Rudolph Mark, Shah Shimul A, Quillin Ralph, Lemon Kristina, Olowokure Olugbenga, Latif Tahir, Sohal Davendra
Division of Hematology/Oncology, Department of Internal Medicine, University of Cincinnati, Cincinnati, OH, USA.
Division of Transplantation, Department of Surgery, University of Cincinnati, Cincinnati, OH, USA.
J Gastrointest Oncol. 2023 Apr 29;14(2):1141-1148. doi: 10.21037/jgo-22-922. Epub 2023 Apr 3.
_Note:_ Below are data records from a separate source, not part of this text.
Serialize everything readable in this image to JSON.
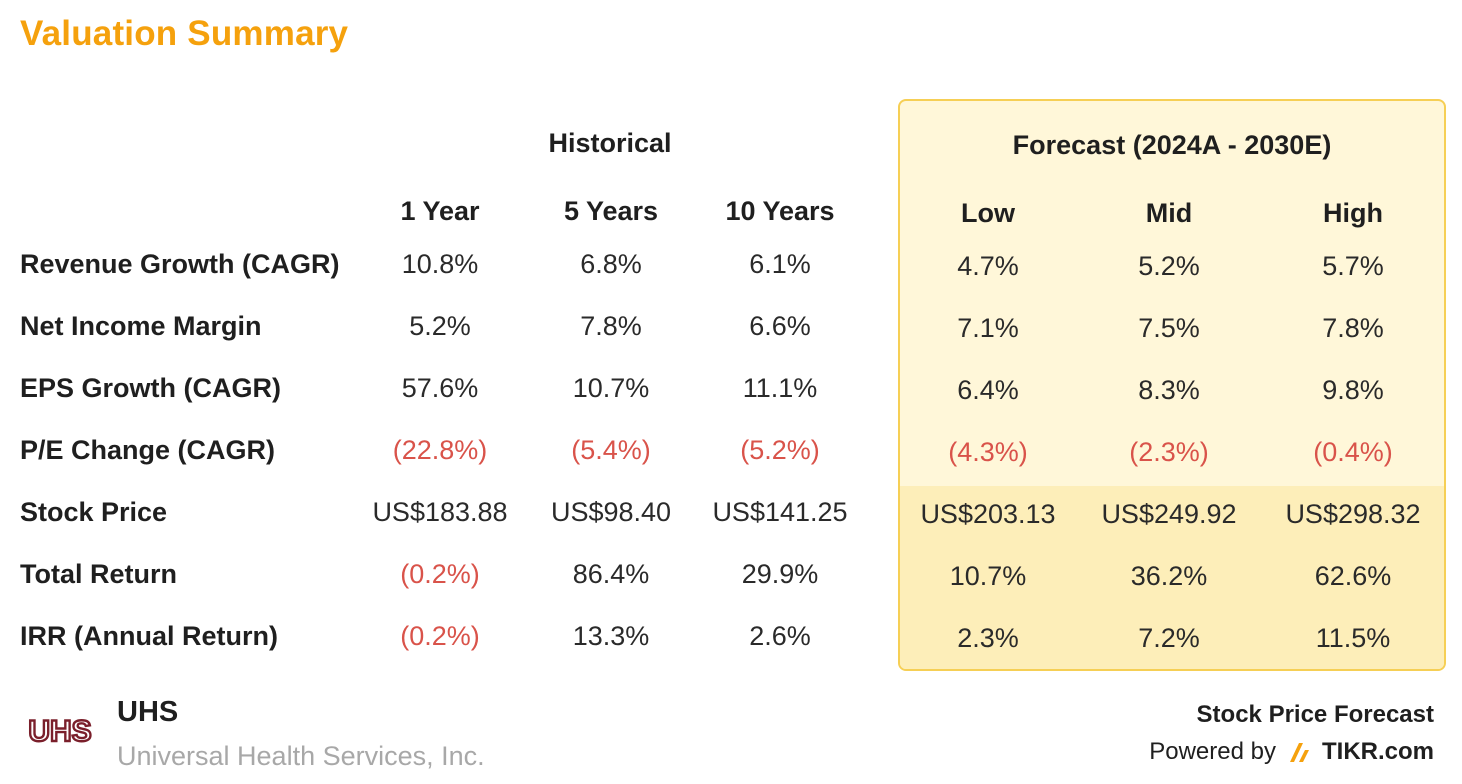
{
  "title": "Valuation Summary",
  "groups": {
    "historical": "Historical",
    "forecast": "Forecast (2024A - 2030E)"
  },
  "columns": {
    "historical": [
      "1 Year",
      "5 Years",
      "10 Years"
    ],
    "forecast": [
      "Low",
      "Mid",
      "High"
    ]
  },
  "rows": [
    {
      "label": "Revenue Growth (CAGR)",
      "historical": [
        "10.8%",
        "6.8%",
        "6.1%"
      ],
      "forecast": [
        "4.7%",
        "5.2%",
        "5.7%"
      ]
    },
    {
      "label": "Net Income Margin",
      "historical": [
        "5.2%",
        "7.8%",
        "6.6%"
      ],
      "forecast": [
        "7.1%",
        "7.5%",
        "7.8%"
      ]
    },
    {
      "label": "EPS Growth (CAGR)",
      "historical": [
        "57.6%",
        "10.7%",
        "11.1%"
      ],
      "forecast": [
        "6.4%",
        "8.3%",
        "9.8%"
      ]
    },
    {
      "label": "P/E Change (CAGR)",
      "historical": [
        "(22.8%)",
        "(5.4%)",
        "(5.2%)"
      ],
      "forecast": [
        "(4.3%)",
        "(2.3%)",
        "(0.4%)"
      ]
    },
    {
      "label": "Stock Price",
      "historical": [
        "US$183.88",
        "US$98.40",
        "US$141.25"
      ],
      "forecast": [
        "US$203.13",
        "US$249.92",
        "US$298.32"
      ]
    },
    {
      "label": "Total Return",
      "historical": [
        "(0.2%)",
        "86.4%",
        "29.9%"
      ],
      "forecast": [
        "10.7%",
        "36.2%",
        "62.6%"
      ]
    },
    {
      "label": "IRR (Annual Return)",
      "historical": [
        "(0.2%)",
        "13.3%",
        "2.6%"
      ],
      "forecast": [
        "2.3%",
        "7.2%",
        "11.5%"
      ]
    }
  ],
  "footer": {
    "logo_text": "UHS",
    "ticker": "UHS",
    "company": "Universal Health Services, Inc.",
    "brand_title": "Stock Price Forecast",
    "powered_by": "Powered by",
    "brand": "TIKR.com"
  },
  "colors": {
    "title": "#f5a10d",
    "negative": "#d9534a",
    "forecast_bg": "#fff7d9",
    "forecast_border": "#f6cf55",
    "price_band": "#fdeeb9",
    "logo": "#7a1f2b",
    "tikr_icon": "#f5a10d"
  },
  "icons": {
    "logo": "uhs-logo",
    "brand": "tikr-logo-icon"
  }
}
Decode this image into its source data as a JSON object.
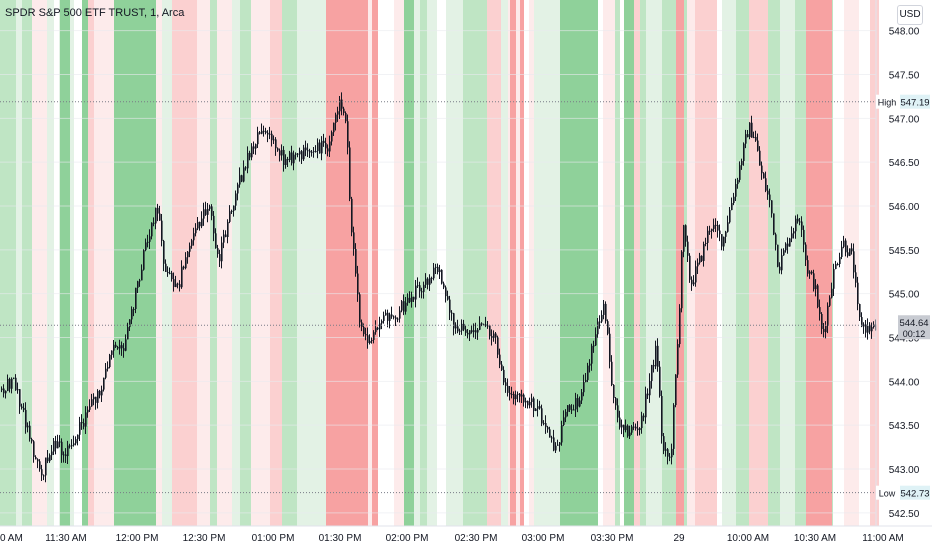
{
  "header": {
    "title": "SPDR S&P 500 ETF TRUST, 1, Arca",
    "currency": "USD"
  },
  "chart_data": {
    "type": "candlestick",
    "ylim": [
      542.35,
      548.35
    ],
    "y_ticks": [
      "548.00",
      "547.50",
      "547.00",
      "546.50",
      "546.00",
      "545.50",
      "545.00",
      "544.50",
      "544.00",
      "543.50",
      "543.00",
      "542.50"
    ],
    "x_ticks": [
      "0 AM",
      "11:30 AM",
      "12:00 PM",
      "12:30 PM",
      "01:00 PM",
      "01:30 PM",
      "02:00 PM",
      "02:30 PM",
      "03:00 PM",
      "03:30 PM",
      "29",
      "10:00 AM",
      "10:30 AM",
      "11:00 AM"
    ],
    "levels": {
      "high": {
        "label": "High",
        "value": "547.19"
      },
      "low": {
        "label": "Low",
        "value": "542.73"
      },
      "current": {
        "value": "544.64",
        "countdown": "00:12"
      }
    },
    "price_path": [
      [
        0,
        543.9
      ],
      [
        14,
        544.0
      ],
      [
        28,
        543.4
      ],
      [
        40,
        542.9
      ],
      [
        52,
        543.3
      ],
      [
        64,
        543.2
      ],
      [
        80,
        543.5
      ],
      [
        100,
        543.9
      ],
      [
        113,
        544.4
      ],
      [
        124,
        544.4
      ],
      [
        135,
        545.0
      ],
      [
        148,
        545.7
      ],
      [
        158,
        546.0
      ],
      [
        164,
        545.2
      ],
      [
        178,
        545.1
      ],
      [
        192,
        545.7
      ],
      [
        208,
        546.0
      ],
      [
        218,
        545.4
      ],
      [
        236,
        546.2
      ],
      [
        256,
        546.8
      ],
      [
        270,
        546.8
      ],
      [
        284,
        546.5
      ],
      [
        300,
        546.6
      ],
      [
        328,
        546.7
      ],
      [
        338,
        547.2
      ],
      [
        346,
        546.9
      ],
      [
        350,
        545.9
      ],
      [
        356,
        545.0
      ],
      [
        362,
        544.5
      ],
      [
        370,
        544.5
      ],
      [
        380,
        544.7
      ],
      [
        398,
        544.8
      ],
      [
        412,
        545.0
      ],
      [
        426,
        545.1
      ],
      [
        436,
        545.3
      ],
      [
        444,
        545.1
      ],
      [
        454,
        544.6
      ],
      [
        470,
        544.6
      ],
      [
        484,
        544.7
      ],
      [
        496,
        544.4
      ],
      [
        506,
        543.9
      ],
      [
        520,
        543.8
      ],
      [
        536,
        543.7
      ],
      [
        550,
        543.3
      ],
      [
        556,
        543.2
      ],
      [
        566,
        543.7
      ],
      [
        580,
        543.8
      ],
      [
        596,
        544.6
      ],
      [
        604,
        544.9
      ],
      [
        612,
        543.8
      ],
      [
        622,
        543.4
      ],
      [
        640,
        543.5
      ],
      [
        656,
        544.4
      ],
      [
        662,
        543.2
      ],
      [
        670,
        543.1
      ],
      [
        678,
        544.6
      ],
      [
        682,
        545.8
      ],
      [
        690,
        545.1
      ],
      [
        700,
        545.4
      ],
      [
        710,
        545.8
      ],
      [
        722,
        545.6
      ],
      [
        734,
        546.2
      ],
      [
        748,
        546.9
      ],
      [
        754,
        546.8
      ],
      [
        760,
        546.4
      ],
      [
        770,
        546.0
      ],
      [
        778,
        545.3
      ],
      [
        790,
        545.7
      ],
      [
        800,
        545.9
      ],
      [
        806,
        545.3
      ],
      [
        814,
        545.1
      ],
      [
        822,
        544.5
      ],
      [
        832,
        545.2
      ],
      [
        842,
        545.6
      ],
      [
        852,
        545.4
      ],
      [
        858,
        544.7
      ],
      [
        866,
        544.6
      ],
      [
        876,
        544.6
      ]
    ]
  },
  "colors": {
    "bg": "#ffffff",
    "grid": "#e8eaef",
    "candle": "#131722",
    "axis_text": "#131722",
    "band_green_strong": "#8fd19a",
    "band_green_mid": "#bfe5c4",
    "band_green_light": "#e3f2e5",
    "band_red_strong": "#f7a2a2",
    "band_red_mid": "#fbd0d0",
    "band_red_light": "#fdebeb"
  }
}
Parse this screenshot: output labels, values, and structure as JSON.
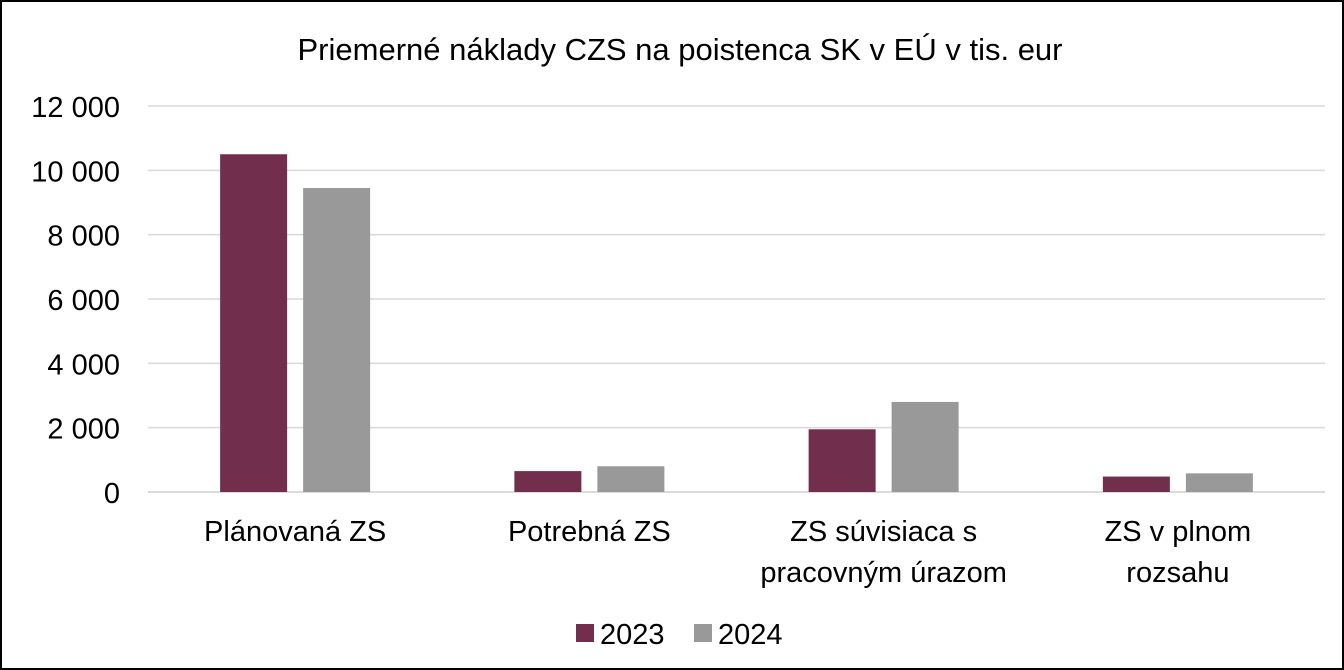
{
  "chart_data": {
    "type": "bar",
    "title": "Priemerné náklady CZS na poistenca SK v EÚ v tis. eur",
    "xlabel": "",
    "ylabel": "",
    "ylim": [
      0,
      12000
    ],
    "yticks": [
      0,
      2000,
      4000,
      6000,
      8000,
      10000,
      12000
    ],
    "ytick_labels": [
      "0",
      "2 000",
      "4 000",
      "6 000",
      "8 000",
      "10 000",
      "12 000"
    ],
    "categories": [
      [
        "Plánovaná ZS"
      ],
      [
        "Potrebná ZS"
      ],
      [
        "ZS súvisiaca s",
        "pracovným úrazom"
      ],
      [
        "ZS v plnom",
        "rozsahu"
      ]
    ],
    "series": [
      {
        "name": "2023",
        "color": "#722f4d",
        "values": [
          10500,
          650,
          1950,
          480
        ]
      },
      {
        "name": "2024",
        "color": "#999999",
        "values": [
          9450,
          800,
          2800,
          580
        ]
      }
    ],
    "grid": true,
    "legend": "bottom"
  }
}
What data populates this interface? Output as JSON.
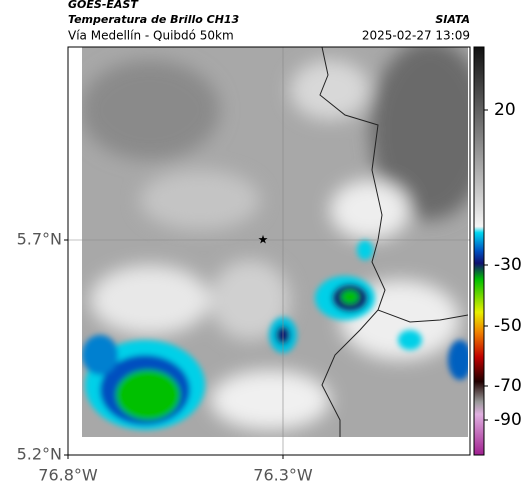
{
  "header": {
    "source": "GOES-EAST",
    "product": "Temperatura de Brillo CH13",
    "org": "SIATA",
    "region": "Vía Medellín - Quibdó 50km",
    "timestamp": "2025-02-27 13:09"
  },
  "map": {
    "lat_labels": [
      "5.7°N",
      "5.2°N"
    ],
    "lon_labels": [
      "76.8°W",
      "76.3°W"
    ]
  },
  "colorbar": {
    "ticks": [
      20,
      -30,
      -50,
      -70,
      -90
    ]
  }
}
Immune checkpoint inhibitors (ICIs) in the setting of liver transplant (LT) pose a risk of rejection and hold unclear benefit in both the neoadjuvant (pre-transplant) and post-transplant salvage setting. In the pre-transplant setting, neoadjuvant ICIs may serve as a bridge to LT by downstaging disease burden to fit within transplant criteria. Outcomes in this setting include patients who had successful transplants without complications to patients who suffered severe complications, including fatal hepatic necrosis and graft failure requiring re-transplant. Some authors suggest having a period of three months between checkpoint inhibition and transplant may help mitigate adverse effects. In the post-LT setting, there are few treatment options if there is a recurrence of disease, which forces treatment teams to reconsider checkpoint inhibitors. Again, a longer period of time between transplant and checkpoint inhibition may reduce risk of rejection. Case reports of patients treated with ICIs post-transplant utilized either nivolumab or pembrolizumab. As combination atezolizumab/bevacizumab is a relatively new treatment option for unresectable hepatocellular carcinoma (HCC), there are only three reported cases using this combination in the post-LT setting. While there were no cases of rejection, all three cases had progression of disease. As immunotherapy joins transplantation as a mainstay of treatment for HCC, it remains unclear how to best navigate when the treatment course involves both immune activation and immunosuppression.
Patients who had an LT and were treated with ICIs (pre or post LT) at the University of Cincinnati were included in this retrospective chart review.
Fatal rejection remains a significant risk even 4 years after LT. Neoadjuvant ICIs also pose a risk for acute cellular rejection; however, this may not always be clinically significant. Graft versus host disease (GVHD) may be an additional, previously unreported risk of ICIs in the setting of LT. Prospective studies are needed to understand benefits and risks of checkpoint inhibitors in the LT setting.
肝移植(LT)背景下的免疫检查点抑制剂(ICI)存在排斥风险,且在新辅助(移植前)和移植后挽救治疗中获益不明。在移植前阶段,新辅助ICI可通过降低疾病负担以符合移植标准,从而作为LT的桥梁。此阶段的结果包括成功移植且无并发症的患者,以及出现严重并发症(包括致命性肝坏死和需要再次移植的移植物功能衰竭)的患者。一些作者建议在检查点抑制和移植之间间隔三个月可能有助于减轻不良反应。在LT后阶段,如果疾病复发,治疗选择很少,这迫使治疗团队重新考虑检查点抑制剂。同样,移植和检查点抑制之间较长的时间间隔可能会降低排斥风险。移植后接受ICI治疗的患者的病例报告使用的是纳武单抗或派姆单抗。由于阿特珠单抗/贝伐单抗联合用药是不可切除肝细胞癌(HCC)的一种相对较新的治疗选择,在LT后阶段使用这种联合用药的报告病例仅有三例。虽然没有排斥病例,但所有三例均有疾病进展。随着免疫疗法成为HCC治疗的主要手段之一,当治疗过程涉及免疫激活和免疫抑制时,如何最佳应对仍不明确。
纳入了在辛辛那提大学接受LT并接受ICI治疗(移植前或移植后)的患者进行这项回顾性图表审查。
即使在LT后4年,致命性排斥仍然是一个重大风险。新辅助ICI也有急性细胞排斥的风险;然而,这在临床上可能并不总是具有显著意义。移植物抗宿主病(GVHD)可能是LT背景下ICI的另一种此前未报告的风险。需要进行前瞻性研究以了解LT背景下检查点抑制剂的益处和风险。